Mastodon: boas práticas de design e administração em comunidades online descentralizadas

Lesandro Ponciano

04 de maio de 2023

Como comentei anteriormente, tenho usado instâncias do Mastodon. As principais instâncias que tenho acompanhado são mastodon.social e bolha.us. Foi um processo gradativo. Criei contas em algumas instâncias no ano passado. Este ano comecei a usar o recurso “explorar” para ver o que tem sido publicado. Segui algumas contas interessantes. Publiquei uma introdução, que é uma boa prática quando se cria uma conta em uma instância. Porém, tenho observado mais do que atuado.

Notei que Mastodon traz de volta uma série de coisas que eu gostava na internet e que estavam bastante sumidas com o advento das bigtechs e seus grandes sistemas centralizados. Três dessas coisas são: 1. característica de cada instância como uma “comunidade”; 2. descentralização, com cada instância da federação funcionando como unidade autônoma; 3. ênfase real nas hashtags.

Cada instância é uma comunidade. Isso é nítido em instâncias que agregam apenas algumas centenas ou pouco milhares de pessoas (como bolha.us). A prática de se “apresentar” publicando uma “introdução” quando se chega a uma instância é bastante característica de comunidades. Há instâncias com regras bastante rígidas sobre o tipo de conteúdo que você pode publicar. Esse é o caso do fosstodon.org, que define conteúdo em inglês e sobre tecnologia, em particular, sobre software livre. Há instâncias que não permitem publicação de conteúdo de modo automatizado (exemplo: scholar.social), enquanto outras são abertas para isso (exemplo: botsin.space). Cada instância tem suas características. Há diversas listas com centenas de instâncias, veja esta lista joinmastodon.org/servers. É fácil encontrar na internet relatos de pessoas que foram banidas por não seguirem as regras da instância. A dinâmica administrativa das instâncias se assemelha ao que se via nas comunidades online e nos fóruns que eram comuns nos anos 2000.

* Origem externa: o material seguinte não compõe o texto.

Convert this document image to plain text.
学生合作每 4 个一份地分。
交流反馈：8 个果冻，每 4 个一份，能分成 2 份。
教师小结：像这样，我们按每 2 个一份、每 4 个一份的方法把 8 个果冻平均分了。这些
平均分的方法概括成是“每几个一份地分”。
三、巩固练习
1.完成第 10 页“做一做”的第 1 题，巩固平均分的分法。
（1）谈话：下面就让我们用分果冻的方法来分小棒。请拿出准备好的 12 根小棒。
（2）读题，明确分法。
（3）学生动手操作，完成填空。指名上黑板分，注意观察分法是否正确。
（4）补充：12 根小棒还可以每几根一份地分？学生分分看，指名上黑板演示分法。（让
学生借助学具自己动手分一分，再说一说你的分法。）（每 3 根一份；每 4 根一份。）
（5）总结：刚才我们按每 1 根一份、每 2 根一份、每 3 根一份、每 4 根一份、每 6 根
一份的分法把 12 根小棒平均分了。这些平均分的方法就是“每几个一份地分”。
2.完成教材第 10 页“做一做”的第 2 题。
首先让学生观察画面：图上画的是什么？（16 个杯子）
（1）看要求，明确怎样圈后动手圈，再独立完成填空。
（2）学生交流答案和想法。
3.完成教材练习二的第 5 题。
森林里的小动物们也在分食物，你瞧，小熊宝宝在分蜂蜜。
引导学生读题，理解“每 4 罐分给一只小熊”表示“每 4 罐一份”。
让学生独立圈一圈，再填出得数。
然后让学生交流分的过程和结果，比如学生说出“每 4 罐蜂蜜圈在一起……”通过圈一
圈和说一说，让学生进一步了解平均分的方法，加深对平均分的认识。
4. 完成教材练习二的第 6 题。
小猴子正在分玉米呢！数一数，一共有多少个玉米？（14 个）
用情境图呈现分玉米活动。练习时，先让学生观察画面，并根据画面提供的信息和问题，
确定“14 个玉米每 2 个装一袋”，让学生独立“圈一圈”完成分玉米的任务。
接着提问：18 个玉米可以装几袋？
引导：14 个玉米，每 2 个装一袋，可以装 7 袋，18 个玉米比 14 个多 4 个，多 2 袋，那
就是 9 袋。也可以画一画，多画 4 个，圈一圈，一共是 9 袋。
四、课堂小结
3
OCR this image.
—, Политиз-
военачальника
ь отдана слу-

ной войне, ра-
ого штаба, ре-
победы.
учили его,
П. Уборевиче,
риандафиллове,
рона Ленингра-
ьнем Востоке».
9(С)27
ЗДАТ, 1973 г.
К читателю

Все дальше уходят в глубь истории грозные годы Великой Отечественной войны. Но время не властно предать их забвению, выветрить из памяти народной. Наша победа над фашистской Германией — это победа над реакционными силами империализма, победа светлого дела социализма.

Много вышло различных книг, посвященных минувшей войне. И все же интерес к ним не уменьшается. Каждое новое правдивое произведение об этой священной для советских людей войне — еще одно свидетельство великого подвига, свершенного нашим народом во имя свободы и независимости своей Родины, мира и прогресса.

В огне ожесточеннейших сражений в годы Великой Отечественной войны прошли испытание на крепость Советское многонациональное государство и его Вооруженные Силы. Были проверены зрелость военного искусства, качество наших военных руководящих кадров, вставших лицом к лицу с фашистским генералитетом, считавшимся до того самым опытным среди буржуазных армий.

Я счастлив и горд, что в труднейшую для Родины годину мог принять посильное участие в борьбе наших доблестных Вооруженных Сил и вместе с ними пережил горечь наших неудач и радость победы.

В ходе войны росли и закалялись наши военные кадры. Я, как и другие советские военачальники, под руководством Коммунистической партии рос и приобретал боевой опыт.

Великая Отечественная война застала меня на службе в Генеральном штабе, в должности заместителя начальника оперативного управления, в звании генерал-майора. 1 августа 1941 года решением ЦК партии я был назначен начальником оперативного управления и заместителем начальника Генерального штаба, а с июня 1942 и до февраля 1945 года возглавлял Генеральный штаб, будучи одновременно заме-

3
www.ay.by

Fica claro que cada instância é uma unidade autônoma dentro de uma federação. Por exemplo, não há relação administrativa direta entre bolha.us e fosstodon.org. Mas elas são parte de uma mesma federação. A federação é um conjunto de instâncias que usam a mesma plataforma de software, no caso, Mastodon. Estando em uma instância, pode-se seguir pessoas que estão em outras instâncias da federação e pesquisar conteúdos publicados em qualquer lugar da federação. Pode-se também republicar (ou reblogar, semelhante ao retweet) conteúdo publicado em qualquer outra instância. Pode-se também migrar toda a conta (com publicações e seguidores) de uma instância para outra. Vejo as instâncias de modo semelhante à forma como eu via as comunidades Bittorrent no passado.

As hashtags têm um papel extremamente importante na dinâmica do Mastodon. Não é simplesmente uma marcação que permite acesso rápido a outras publicações com a mesma marcação. Uma página é gerada na instância para cada hashtag. Pode-se seguir uma hashtag, como se segue uma conta. Assim, recebe-se no feed todas as publicações feitas na instância e que possuem aquela hashtag. Isso pode ter efeitos na dinâmica de uso de hashtags no sistema, pois há a característica de um “tópico de interesse”, que é muito mais do que simplesmente um tópico de destaque. Essa forma de uso de hashtags se assemelha muito aos antigos collaborative tagging systems.

Esses são apenas alguns exemplos para mostrar que é uma dinâmica de interação em rede social bastante sofisticada. Ela recontextualiza e agrega elementos de design e de administração de comunidades que existiam em diversos sistemas descentralizados do passado e que foram abandonados com o monopólio dos sistemas centralizados. Minha conclusão é que vale a pena usar e observar o que acontece no Mastodon.